On the Facebook page of the U.S. Farmers & Ranchers I recently shared something recently read.
The Victory Gardens were not just part of the war effort – it was survival. I followed that read with an outstanding story of an Australian race horse. Completely unrelated except that Shannon was a young horse at the time of those rations. It spoke of the rationing of tires and food, of not being able to get the horses to the turnout farms because fuel and resources were used for the war effort.
It brought up the question about the quality of life now, as compared to the 1940s. I wasn’t around then, but from family that was, having little to eat was not something that was comfortable. Not knowing where the meals would come from and a host of other issues is stressful.
But in many ways, from a quality of life standpoint, wasn’t it slightly better? Looking at today, how much do we really want to give up of current day comforts? I could do without cell phones, but many wouldn’t know how to survive without checking for texts on a regular basis. It’s become part of our life.
Over the last 40-50 years there’s been dozens of time saving devices introduced, from microwaves to dishwashers. We even have floor cleaners that work on their own. And yet with all that free time we have kids without proper supervision and teaching. There’s more anxiety and an increase in medicating emotional problems.
How many of those could be lessened with some time cleaning a barn, or taking a ride on a horse or spending some time in the garden? Why do we look to OTHERS to provide our food choices, as if we can’t do it ourselves?
Some points to consider, and some points we’re doing something about with planning clinics, classes, retreats and more. If our health – including mental health – isn’t important then why blame companies, food and a host of other people rather than the decision to remain in a stressful situation.
Some folks are addicted to drama. They swear they want out of it, but remain in it, foster it, feed it and cut out those that threaten to interrupt or smother their drama teddy bears.

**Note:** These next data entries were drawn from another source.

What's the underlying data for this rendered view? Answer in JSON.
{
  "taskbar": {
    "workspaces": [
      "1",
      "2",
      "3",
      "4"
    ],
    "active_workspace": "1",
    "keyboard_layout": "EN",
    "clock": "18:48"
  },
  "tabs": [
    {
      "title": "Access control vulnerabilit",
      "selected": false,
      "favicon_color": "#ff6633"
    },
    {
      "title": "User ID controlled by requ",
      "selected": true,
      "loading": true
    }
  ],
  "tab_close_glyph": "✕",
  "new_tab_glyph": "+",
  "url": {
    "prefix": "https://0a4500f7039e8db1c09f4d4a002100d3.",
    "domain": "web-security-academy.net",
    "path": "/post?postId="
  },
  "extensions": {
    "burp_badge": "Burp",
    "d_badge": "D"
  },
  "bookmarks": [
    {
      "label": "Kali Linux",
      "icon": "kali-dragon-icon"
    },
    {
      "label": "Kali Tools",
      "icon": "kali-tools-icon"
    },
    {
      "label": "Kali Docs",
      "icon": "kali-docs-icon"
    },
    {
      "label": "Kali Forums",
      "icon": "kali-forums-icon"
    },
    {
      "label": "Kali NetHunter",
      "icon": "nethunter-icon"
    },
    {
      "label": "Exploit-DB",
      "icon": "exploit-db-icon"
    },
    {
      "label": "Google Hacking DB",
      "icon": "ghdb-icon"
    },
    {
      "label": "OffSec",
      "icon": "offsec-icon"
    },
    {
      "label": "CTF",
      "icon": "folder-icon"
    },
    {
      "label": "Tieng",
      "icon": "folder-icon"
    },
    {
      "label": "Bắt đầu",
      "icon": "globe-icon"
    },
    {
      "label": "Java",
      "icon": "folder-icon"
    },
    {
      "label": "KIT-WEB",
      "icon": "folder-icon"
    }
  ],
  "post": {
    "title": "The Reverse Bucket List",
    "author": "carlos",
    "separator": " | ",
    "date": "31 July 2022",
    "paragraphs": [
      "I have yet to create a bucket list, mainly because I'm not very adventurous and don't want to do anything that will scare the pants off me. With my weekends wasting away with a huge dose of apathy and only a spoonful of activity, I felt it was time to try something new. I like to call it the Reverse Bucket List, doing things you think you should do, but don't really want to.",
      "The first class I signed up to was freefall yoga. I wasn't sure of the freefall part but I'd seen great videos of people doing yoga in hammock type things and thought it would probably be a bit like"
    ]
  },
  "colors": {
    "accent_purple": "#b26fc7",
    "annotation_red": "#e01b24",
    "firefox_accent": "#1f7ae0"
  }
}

They ride the satisfaction of being right, the depression of battling and being misrepresented but continue right on doing the same thing and feeding the same energy. This isn’t one or two people folks – it’s millions of them. It creates chaos where it really doesn’t need to be.
Quality of life means a lot. I think of toddlers who don’t want to let go of their blanket even to be washed, as if it will disappear. Life isn’t about giving up things, it’s about starting over and making a life. Not making a survival. Isn’t that what quality of life should be?
We have so much surrounding us our grandparents could not have imagined! Let’s use it to make things better – not as a crutch to avoid washing the blanket.